Yüzyılın felaketiydi... Üstelik bir değil, arka arkaya iki kez vurdu. Lafın gelişi değil, gerçek anlamıyla yer yerinden oynadı.
Devlet tüm gücüyle afetin ilk travmasının atlatılabilmesi için bölgedeydi. Askeri, polisi, jandarması, sivil savunma ekipleriyle can kurtarmanın dersini verdik, efsane olduk, dünyanın takdirini kazandık.

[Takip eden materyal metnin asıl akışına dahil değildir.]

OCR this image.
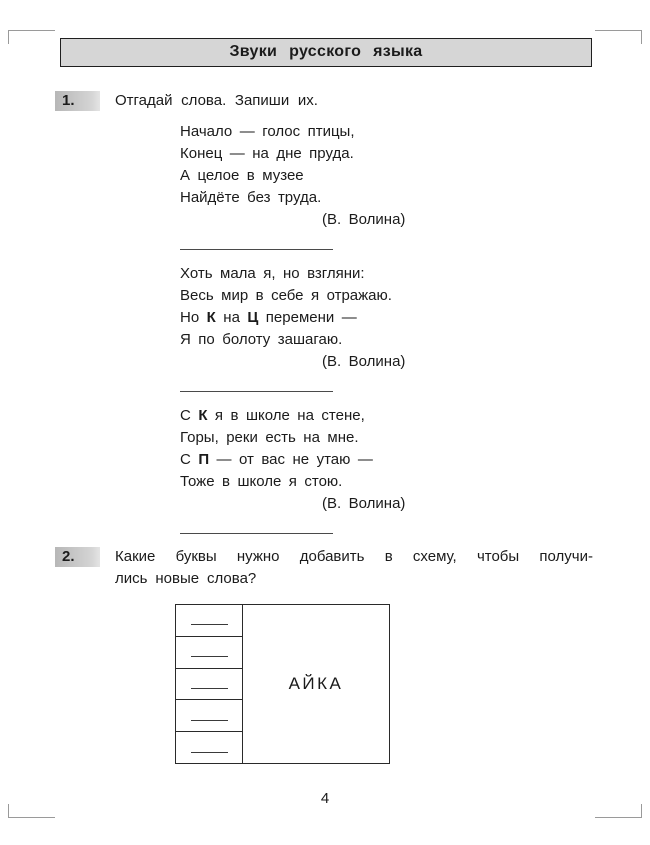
Звуки русского языка
1.	Отгадай слова. Запиши их.
Начало — голос птицы,
Конец — на дне пруда.
А целое в музее
Найдёте без труда.
(В. Волина)
Хоть мала я, но взгляни:
Весь мир в себе я отражаю.
Но К на Ц перемени —
Я по болоту зашагаю.
(В. Волина)
С К я в школе на стене,
Горы, реки есть на мне.
С П — от вас не утаю —
Тоже в школе я стою.
(В. Волина)
2.	Какие буквы нужно добавить в схему, чтобы получи-
лись новые слова?
АЙКА
4
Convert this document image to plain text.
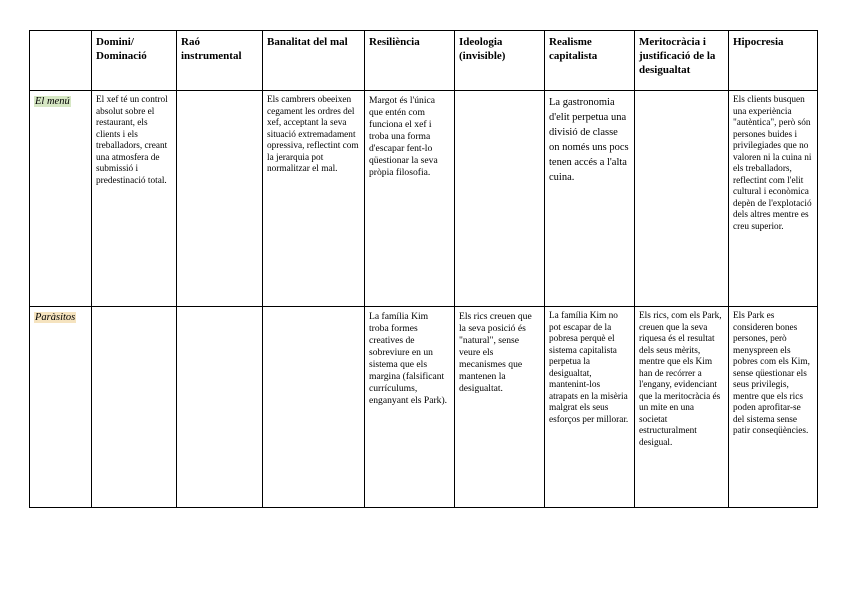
	Domini/ Dominació	Raó instrumental	Banalitat del mal	Resiliència	Ideologia (invisible)	Realisme capitalista	Meritocràcia i justificació de la desigualtat	Hipocresia
El menú	El xef té un control absolut sobre el restaurant, els clients i els treballadors, creant una atmosfera de submissió i predestinació total.		Els cambrers obeeixen cegament les ordres del xef, acceptant la seva situació extremadament opressiva, reflectint com la jerarquia pot normalitzar el mal.	Margot és l'única que entén com funciona el xef i troba una forma d'escapar fent-lo qüestionar la seva pròpia filosofia.		La gastronomia d'elit perpetua una divisió de classe on només uns pocs tenen accés a l'alta cuina.		Els clients busquen una experiència "autèntica", però són persones buides i privilegiades que no valoren ni la cuina ni els treballadors, reflectint com l'elit cultural i econòmica depèn de l'explotació dels altres mentre es creu superior.
Paràsitos				La família Kim troba formes creatives de sobreviure en un sistema que els margina (falsificant currículums, enganyant els Park).	Els rics creuen que la seva posició és "natural", sense veure els mecanismes que mantenen la desigualtat.	La família Kim no pot escapar de la pobresa perquè el sistema capitalista perpetua la desigualtat, mantenint-los atrapats en la misèria malgrat els seus esforços per millorar.	Els rics, com els Park, creuen que la seva riquesa és el resultat dels seus mèrits, mentre que els Kim han de recórrer a l'engany, evidenciant que la meritocràcia és un mite en una societat estructuralment desigual.	Els Park es consideren bones persones, però menyspreen els pobres com els Kim, sense qüestionar els seus privilegis, mentre que els rics poden aprofitar-se del sistema sense patir conseqüències.
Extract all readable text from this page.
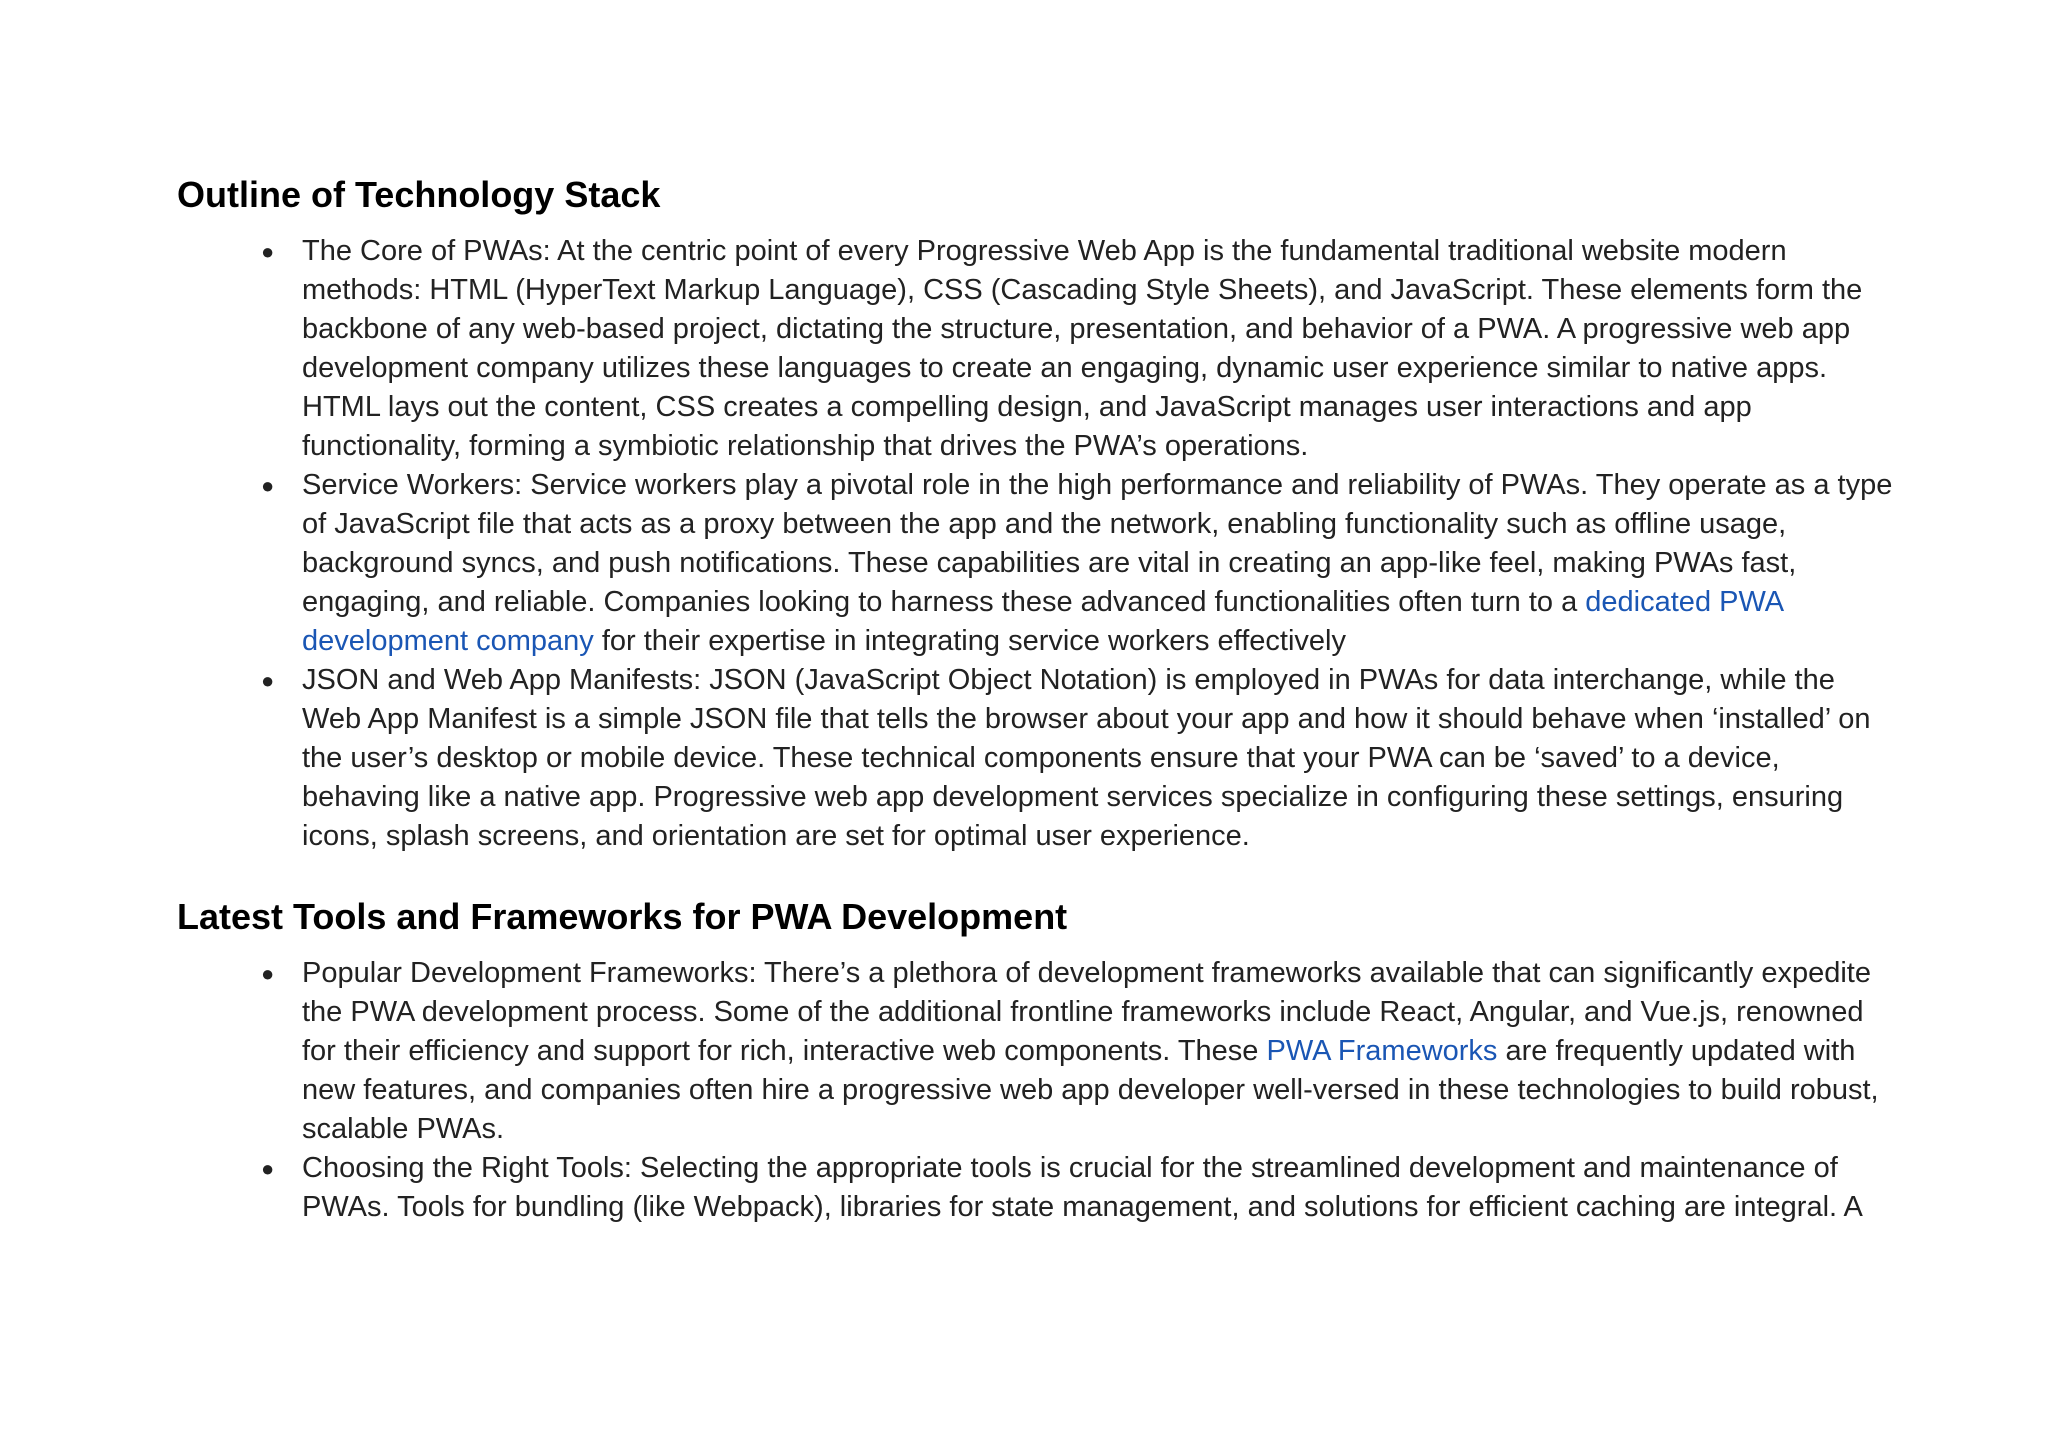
Outline of Technology Stack
● The Core of PWAs: At the centric point of every Progressive Web App is the fundamental traditional website modern methods: HTML (HyperText Markup Language), CSS (Cascading Style Sheets), and JavaScript. These elements form the backbone of any web-based project, dictating the structure, presentation, and behavior of a PWA. A progressive web app development company utilizes these languages to create an engaging, dynamic user experience similar to native apps. HTML lays out the content, CSS creates a compelling design, and JavaScript manages user interactions and app functionality, forming a symbiotic relationship that drives the PWA’s operations.
● Service Workers: Service workers play a pivotal role in the high performance and reliability of PWAs. They operate as a type of JavaScript file that acts as a proxy between the app and the network, enabling functionality such as offline usage, background syncs, and push notifications. These capabilities are vital in creating an app-like feel, making PWAs fast, engaging, and reliable. Companies looking to harness these advanced functionalities often turn to a dedicated PWA development company for their expertise in integrating service workers effectively
● JSON and Web App Manifests: JSON (JavaScript Object Notation) is employed in PWAs for data interchange, while the Web App Manifest is a simple JSON file that tells the browser about your app and how it should behave when ‘installed’ on the user’s desktop or mobile device. These technical components ensure that your PWA can be ‘saved’ to a device, behaving like a native app. Progressive web app development services specialize in configuring these settings, ensuring icons, splash screens, and orientation are set for optimal user experience.
Latest Tools and Frameworks for PWA Development
● Popular Development Frameworks: There’s a plethora of development frameworks available that can significantly expedite the PWA development process. Some of the additional frontline frameworks include React, Angular, and Vue.js, renowned for their efficiency and support for rich, interactive web components. These PWA Frameworks are frequently updated with new features, and companies often hire a progressive web app developer well-versed in these technologies to build robust, scalable PWAs.
● Choosing the Right Tools: Selecting the appropriate tools is crucial for the streamlined development and maintenance of PWAs. Tools for bundling (like Webpack), libraries for state management, and solutions for efficient caching are integral. A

Halkımız öyle bir kenetlendi ki destan üstüne destan yazdık.
Tüm dünya bu depremlerle Türkiye'nin hem ekonomik hem siyasal hem de sosyal açıdan 50 yıl geriye gideceğini söylerken, Cumhurbaşkanı Erdoğan'ın başını çektiği memleket sevdalıları kolları sıvadı. Bakanı, müsteşarı, valisi, kaymakamı, komutanı, emniyet müdürü, belediye başkanıyla öyle bir seferberlik başladı ki bize ömür biçenlerin ağzı hayretten bir karış açık kaldı.
Yitirdiğimiz insanları geri getiremedik ama bize emanet yakınlarını yadigâr bilip kısa zamanda modern evlerine, dükkanlarına yerleştirdik, yerleştirmeye de devam ediyoruz. Eskisinden daha güzel, daha güvenli şehirler kurduk evvel Allah...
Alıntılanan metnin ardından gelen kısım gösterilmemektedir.